You will not see the Catholic Church leaders gathering together to vote on whether or not to change doctrines and moral truths in order to accommodate the culture. Disciplines may change as necessary, but the essentials will remain. The Catholic Church will never acquiesce to the Culture of Death. The Church's teachings will always stay faithful to Jesus Christ. He assured us this would be so.

I, like so many others, have come to depend on the stability and integrity of the Catholic Church.

I know this is a very tender topic. It is terrible to lose someone you love to the ravages of cancer or any other disease. I could not judge someone for succumbing to the temptation to seek escape from their suffering. But I know Jesus Christ calls us to fullness of life, to heaven itself, and he taught us we may only get there by picking up our Cross and joining Him on the Via Dolorosa. I am so grateful that Mom had the faith, hope, and love to finish the race.

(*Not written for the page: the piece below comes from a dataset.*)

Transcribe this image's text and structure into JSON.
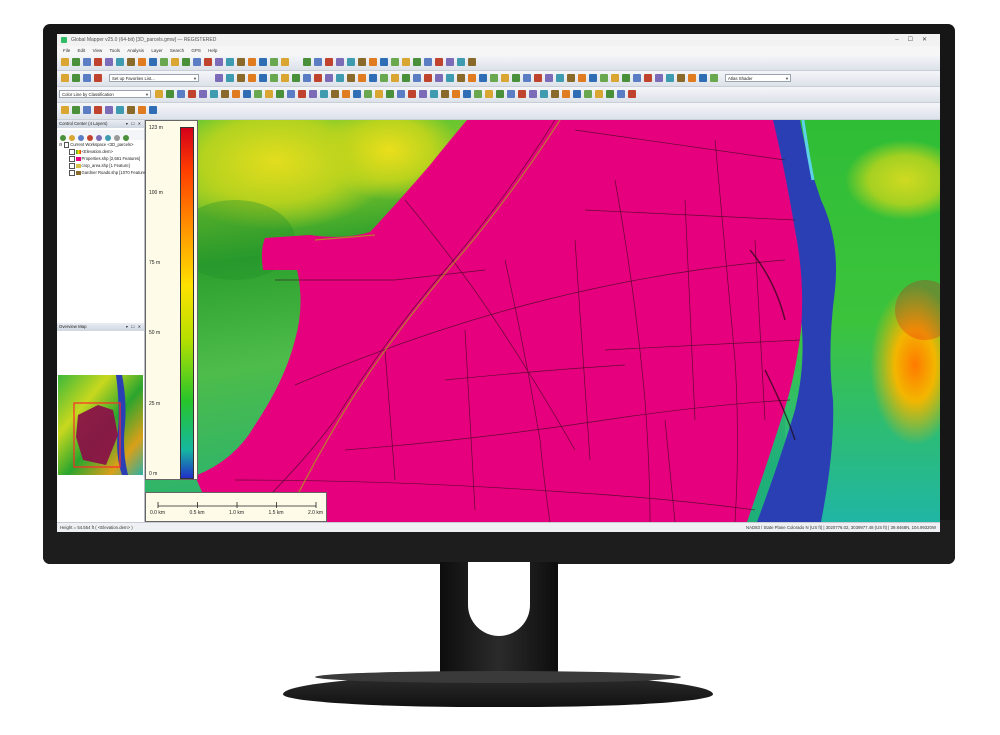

It concerns me that more and more we seek to cheat the Cross. All of these issues of life seem to be tied to that reality. I wonder what price we are willing to pay to avoid the Cross of Christ. I know what my mother and the rest of our family would have lost if we had run from the Cross.

We should say a prayer of thanksgiving for the Church that Jesus Christ founded. And I will add to that a prayer of thanksgiving for my mother's moral courage, that she never sought to cheat herself--- or me--- of the beauty of the long good-bye.